Eksperimen yang menganut behaviourisme sama sekali tidak ada yang keliru, tetapi perlu dianalisis lebih mendalam bahwa percobaan yang dilakukan kepada seekor anjing dan seorang manusia dalam kasus serupa tidak akan berjalan abadi, karena seekor anjing hanyalah mengandalkan instingnya, tanpa akal dan tidak berusaha mengembangkan kebiasaannya. Sedangkan manusia bergerak dinamis dan dengan akalnya, ia dapat merekayasa dan meninggalkan kebiasaan.[4]
Pavlov adalah seorang sarjana ilmu faal yang fanatik dan sangat anti terhadap psikologi yang kurang ilmiah. Ia terkenal dengan eksperimen mengenai refleks bersyarat atau refleks berkondisi yang dilakukan terhadap anjing yang mngeluarkan air liurnya. Menurutnya segala aktivitas kejiwaan pada hakikatnya merupakan rangkaian refleks.[1]
Menurut Pavlov, apabila anjing lapar dan melihat makanan, kemudian mengeluarkan air liur, ini merupakan respons yang alami, respons yang refleksif, yang disebut sebagai respons yang tidak berkondisi. Apabila anjing mendengar bunyi bel dan kemudian menggerakkan telinganya, ini juga merupakan respons yang alami. Bel sebagai stimulus yang tidak berkondisi dan gerak telinga sebagai respon yang tidak berkondisi. Persoalan yang dipikirkan Pavlov adalah apakah dapat dibentuk pada anjing suatu perilaku atau respons apabila anjing mendengar bunyi bel lalu mengeluarkan air liur. Hal inilah yang kemudian diteliti Pavlov secara eksperimental. Ternyata perilaku tersebut dapat dibentuk dengan cara memberikan stimulus yang berkondisi atau sebelum diberikan stimulus yang alami secara berulang kali. Hingga pada akhirnya akan terbentuk respons berkondisi, yaitu keluarnya air liur sekalipun stimulus yang wajar, yaitu makanan tidak diberikan.[2]

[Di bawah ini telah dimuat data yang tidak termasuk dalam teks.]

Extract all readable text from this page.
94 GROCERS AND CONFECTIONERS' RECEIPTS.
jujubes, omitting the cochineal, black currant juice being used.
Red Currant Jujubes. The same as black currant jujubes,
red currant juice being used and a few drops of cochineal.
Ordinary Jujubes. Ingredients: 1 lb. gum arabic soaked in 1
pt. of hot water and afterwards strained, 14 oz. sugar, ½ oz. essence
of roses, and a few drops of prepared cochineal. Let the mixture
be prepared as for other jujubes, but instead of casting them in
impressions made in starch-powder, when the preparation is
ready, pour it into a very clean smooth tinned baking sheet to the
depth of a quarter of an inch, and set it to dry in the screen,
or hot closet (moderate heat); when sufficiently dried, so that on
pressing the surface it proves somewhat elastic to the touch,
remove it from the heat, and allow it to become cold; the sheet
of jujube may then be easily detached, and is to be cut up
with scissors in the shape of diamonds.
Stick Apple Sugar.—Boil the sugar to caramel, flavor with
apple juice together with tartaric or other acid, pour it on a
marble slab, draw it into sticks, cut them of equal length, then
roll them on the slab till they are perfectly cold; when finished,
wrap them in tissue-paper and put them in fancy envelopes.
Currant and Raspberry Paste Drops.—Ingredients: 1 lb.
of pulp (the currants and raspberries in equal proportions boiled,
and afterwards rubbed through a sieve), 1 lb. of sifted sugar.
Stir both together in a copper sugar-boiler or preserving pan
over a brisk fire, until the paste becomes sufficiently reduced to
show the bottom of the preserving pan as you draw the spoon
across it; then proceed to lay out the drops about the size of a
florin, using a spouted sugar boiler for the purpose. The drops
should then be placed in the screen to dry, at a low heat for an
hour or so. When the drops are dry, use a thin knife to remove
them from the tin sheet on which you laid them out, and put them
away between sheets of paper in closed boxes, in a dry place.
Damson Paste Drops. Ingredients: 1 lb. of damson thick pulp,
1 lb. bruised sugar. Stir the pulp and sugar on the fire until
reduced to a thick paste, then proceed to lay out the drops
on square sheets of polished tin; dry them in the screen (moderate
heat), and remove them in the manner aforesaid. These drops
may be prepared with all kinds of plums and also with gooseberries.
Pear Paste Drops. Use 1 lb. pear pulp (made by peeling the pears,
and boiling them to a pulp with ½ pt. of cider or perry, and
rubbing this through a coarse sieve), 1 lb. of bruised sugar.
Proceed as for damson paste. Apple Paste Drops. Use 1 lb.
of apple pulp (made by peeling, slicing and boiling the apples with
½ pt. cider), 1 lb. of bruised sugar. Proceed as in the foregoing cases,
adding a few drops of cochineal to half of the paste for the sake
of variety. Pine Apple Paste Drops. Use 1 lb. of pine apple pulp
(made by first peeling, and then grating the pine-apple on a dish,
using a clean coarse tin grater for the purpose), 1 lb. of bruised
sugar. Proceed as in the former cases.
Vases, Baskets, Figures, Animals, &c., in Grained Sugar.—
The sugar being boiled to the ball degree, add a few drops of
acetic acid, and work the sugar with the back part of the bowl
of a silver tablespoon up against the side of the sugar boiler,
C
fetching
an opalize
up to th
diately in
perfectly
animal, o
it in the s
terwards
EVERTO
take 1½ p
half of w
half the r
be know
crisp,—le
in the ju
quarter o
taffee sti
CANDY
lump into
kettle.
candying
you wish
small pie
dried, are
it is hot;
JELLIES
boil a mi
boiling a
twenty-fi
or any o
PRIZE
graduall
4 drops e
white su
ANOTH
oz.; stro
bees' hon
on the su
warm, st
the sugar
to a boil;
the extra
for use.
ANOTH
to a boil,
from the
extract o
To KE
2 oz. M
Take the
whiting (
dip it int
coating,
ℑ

Percobaan itu diulang di sebuah kamar yang gelap. Bersama dengan perangsang makanan itu si pencoba memancarkan seberkas cahaya yang terang. Anjing itu tetap mereaksi refleksi dengan liurnya, dan ternyata liur itu sama banyak pula. Beberapa kali percobaan ini diulangi dan hasilnya sama. Kemudian perangsang yang diberikan kepada anjing itu hanya seberkas cahaya saja, yang berwarna merah. Anjing itu tetap mereaksi dengan kekuatan yang sama, meskipun hanya cahaya, tetapi apabila perangsang itu diganti dengan misalnya cahaya hijau, maka anjing itu tidak mereaksi apa-apa.[3]
Contoh lainnya adalah tindakan menakut-nakuti anak yang merengek minta jajan, lalu ibunya menakut-nakutinya bahwa itu bukan penjual makanan tetapi orang gila. Cara tersebut dilakukan secara berulang-ulang setiap kali anaknya minta jajan. Akhirnya, anak itu merasa takut kalau melihat pedagang yang lewat, karena ia berpikir bahwa penjual tersebut adalah orang gila.
Eksperimen yang menganut behaviourisme sama sekali tidak ada yang keliru, tetapi perlu dianalisis lebih mendalam bahwa percobaan yang dilakukan kepada seekor anjing dan seorang manusia dalam kasus serupa tidak akan berjalan abadi, karena seekor anjing hanyalah mengandalkan instingnya, tanpa akal dan tidak berusaha mengembangkan kebiasaannya. Sedangkan manusia bergerak dinamis dan dengan akalnya, ia dapat merekayasa dan meninggalkan kebiasaan.[4]